Asia. Svolta storica in Pakistan: una donna alla Corte suprema
La giudice Ayesha Malik ha 55 anni e si è laureata ad Harvard. È stata, per anni, all’Alta Corte di Lahore ed è considerato merito suo se, nel Punjab, è stato definito illegale un test di verginità
di Silvia Guzzetti (Avvenire, lunedì 24 gennaio 2022)
Cambia la storia in Pakistan dove, per la prima volta, una donna entra a far parte della Corte Suprema, nota per il suo approccio molto conservatore. La nomina alimenta la speranza che la scelta della giudice Ayesha Malik, 55 anni, laureatasi ad Harvard, possa aprire la strada ad altri giudici di sesso femminile e a una maggiore tutela delle donne davanti alla legge.
Ayesha Malik ha prestato giuramento nella sede del più importante tribunale del Paese asiatico, a Islamabad, e condividerà la sua carica con altri 16 colleghi uomini. La sua nomina, nei mesi scorsi, non è stata, però, senza polemiche. "Ayesha è stata nominata per merito", ha detto oggi il presidente della Corte Suprema, Gulzar Ahmed, come riferisce "Geo Tv", emittente di Dubai, negli Emirati Arabi Uniti, mentre la ministra per i Diritti umani, Shireen Mazari, ha definito, in un tweet, il momento della nomina della giudice come "storico".
A lei sono arrivate subito le congratulazioni del premier Imran Khan che, in un tweet, le "augura tutto il meglio". "Un’immagine potente che simboleggia l’emancipazione raggiunta dalle donne in Pakistan. Spero sia una risorsa", ha twittato il ministro dell’Informazione, Fawad Chaudhry, con una foto di Malik.
La scelta di Ayesha Malik, da parte del tribunale pakistano di massima istanza, è stata approvata dal presidente del Pakistan Arif Alvi. Nata nel 1966, Ayesha ha studiato giurisprudenza al Pakistan College of Law di Lahore e si è laureata presso la Harvard Law School, di Cambridge, negli Stati Uniti. Ha, poi, servito per 20 anni come giudice presso l’Alta corte di Lahore, nell’Est del Pakistan.

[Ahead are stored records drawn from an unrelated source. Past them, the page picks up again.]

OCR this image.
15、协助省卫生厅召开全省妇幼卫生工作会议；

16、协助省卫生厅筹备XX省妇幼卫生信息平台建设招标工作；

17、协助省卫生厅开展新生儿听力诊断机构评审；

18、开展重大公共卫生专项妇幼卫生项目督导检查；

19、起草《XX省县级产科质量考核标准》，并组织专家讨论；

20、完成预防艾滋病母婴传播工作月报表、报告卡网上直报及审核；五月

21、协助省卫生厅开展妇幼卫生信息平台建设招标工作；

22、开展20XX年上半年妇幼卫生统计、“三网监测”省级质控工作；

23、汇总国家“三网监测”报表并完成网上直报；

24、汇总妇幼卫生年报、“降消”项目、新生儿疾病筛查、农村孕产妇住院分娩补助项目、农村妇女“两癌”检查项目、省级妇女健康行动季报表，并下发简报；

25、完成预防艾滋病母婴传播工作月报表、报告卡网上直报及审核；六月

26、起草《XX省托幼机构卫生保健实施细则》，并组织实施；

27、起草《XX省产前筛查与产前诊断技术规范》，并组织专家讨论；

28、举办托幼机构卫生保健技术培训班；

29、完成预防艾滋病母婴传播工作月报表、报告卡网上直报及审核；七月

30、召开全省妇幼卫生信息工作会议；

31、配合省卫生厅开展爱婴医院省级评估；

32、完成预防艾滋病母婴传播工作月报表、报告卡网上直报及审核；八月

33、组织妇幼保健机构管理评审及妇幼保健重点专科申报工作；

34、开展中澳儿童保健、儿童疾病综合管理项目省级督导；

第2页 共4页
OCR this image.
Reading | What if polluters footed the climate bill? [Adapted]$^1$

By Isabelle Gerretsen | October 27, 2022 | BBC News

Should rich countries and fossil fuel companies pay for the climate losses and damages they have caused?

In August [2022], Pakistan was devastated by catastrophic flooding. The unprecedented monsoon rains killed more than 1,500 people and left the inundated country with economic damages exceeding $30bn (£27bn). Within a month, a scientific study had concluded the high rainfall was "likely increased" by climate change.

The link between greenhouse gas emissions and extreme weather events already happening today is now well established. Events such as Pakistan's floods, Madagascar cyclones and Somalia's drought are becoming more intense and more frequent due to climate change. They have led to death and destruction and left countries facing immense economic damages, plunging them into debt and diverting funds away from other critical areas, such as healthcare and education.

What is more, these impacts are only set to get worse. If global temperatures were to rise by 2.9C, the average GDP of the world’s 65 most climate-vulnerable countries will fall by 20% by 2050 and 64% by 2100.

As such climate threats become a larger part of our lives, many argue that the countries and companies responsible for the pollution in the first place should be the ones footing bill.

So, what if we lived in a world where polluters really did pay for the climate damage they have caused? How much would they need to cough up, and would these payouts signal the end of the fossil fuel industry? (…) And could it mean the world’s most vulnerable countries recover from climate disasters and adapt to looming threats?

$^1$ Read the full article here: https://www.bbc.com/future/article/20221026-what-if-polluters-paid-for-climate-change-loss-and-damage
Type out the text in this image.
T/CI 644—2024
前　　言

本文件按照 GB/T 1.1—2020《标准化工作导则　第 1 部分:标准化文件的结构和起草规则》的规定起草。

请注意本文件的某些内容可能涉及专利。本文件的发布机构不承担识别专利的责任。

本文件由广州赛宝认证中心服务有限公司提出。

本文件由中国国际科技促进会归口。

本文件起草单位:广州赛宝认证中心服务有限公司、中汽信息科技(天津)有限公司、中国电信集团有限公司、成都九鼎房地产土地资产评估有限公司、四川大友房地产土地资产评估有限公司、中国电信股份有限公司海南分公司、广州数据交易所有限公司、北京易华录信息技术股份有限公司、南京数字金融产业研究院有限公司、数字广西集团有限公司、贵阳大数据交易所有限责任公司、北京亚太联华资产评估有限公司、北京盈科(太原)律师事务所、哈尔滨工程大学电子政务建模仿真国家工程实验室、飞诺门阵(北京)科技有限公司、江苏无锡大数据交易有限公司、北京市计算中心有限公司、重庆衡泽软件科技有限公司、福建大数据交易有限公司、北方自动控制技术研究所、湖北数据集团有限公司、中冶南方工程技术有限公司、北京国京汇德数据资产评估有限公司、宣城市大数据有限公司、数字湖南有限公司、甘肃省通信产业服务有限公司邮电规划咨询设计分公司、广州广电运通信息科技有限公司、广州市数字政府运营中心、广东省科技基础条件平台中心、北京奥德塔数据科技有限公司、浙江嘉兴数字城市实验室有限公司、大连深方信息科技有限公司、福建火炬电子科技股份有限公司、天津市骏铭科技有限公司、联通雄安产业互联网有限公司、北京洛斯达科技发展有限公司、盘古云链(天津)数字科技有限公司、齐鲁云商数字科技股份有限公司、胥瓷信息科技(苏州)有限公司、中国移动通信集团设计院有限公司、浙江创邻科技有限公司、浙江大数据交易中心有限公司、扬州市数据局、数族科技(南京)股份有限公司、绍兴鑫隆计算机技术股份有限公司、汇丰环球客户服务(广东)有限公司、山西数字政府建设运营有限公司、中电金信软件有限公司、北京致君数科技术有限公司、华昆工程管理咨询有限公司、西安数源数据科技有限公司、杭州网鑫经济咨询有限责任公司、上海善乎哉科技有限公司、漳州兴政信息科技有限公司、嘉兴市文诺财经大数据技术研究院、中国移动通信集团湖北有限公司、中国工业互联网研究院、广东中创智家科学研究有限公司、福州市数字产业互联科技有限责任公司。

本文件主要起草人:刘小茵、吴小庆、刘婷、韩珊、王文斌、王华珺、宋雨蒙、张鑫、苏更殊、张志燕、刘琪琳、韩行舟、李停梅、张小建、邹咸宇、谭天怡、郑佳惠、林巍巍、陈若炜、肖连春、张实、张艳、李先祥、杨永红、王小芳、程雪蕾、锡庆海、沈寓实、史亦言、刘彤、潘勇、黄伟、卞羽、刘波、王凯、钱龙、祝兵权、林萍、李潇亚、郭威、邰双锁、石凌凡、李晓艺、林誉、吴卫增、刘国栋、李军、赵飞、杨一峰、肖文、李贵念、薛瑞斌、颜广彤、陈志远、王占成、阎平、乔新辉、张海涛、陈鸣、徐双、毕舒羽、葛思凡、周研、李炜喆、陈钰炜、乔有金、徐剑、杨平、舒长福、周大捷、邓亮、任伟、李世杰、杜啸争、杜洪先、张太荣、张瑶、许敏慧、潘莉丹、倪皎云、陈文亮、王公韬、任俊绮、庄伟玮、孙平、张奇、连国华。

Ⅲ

Le è stato riconosciuto il merito, durante questo incarico, di aver contribuito ad un’evoluzione della giurisprudenza e dell’attuazione delle leggi ancora molto improntate al patriarcato. Nel 2021 la giudice Malik ha bloccato l’esecuzione di un test di verginità su una giovane donna, una pratica molto invasiva e diffusa per indagare sul passato sessuale delle vittime di stupri.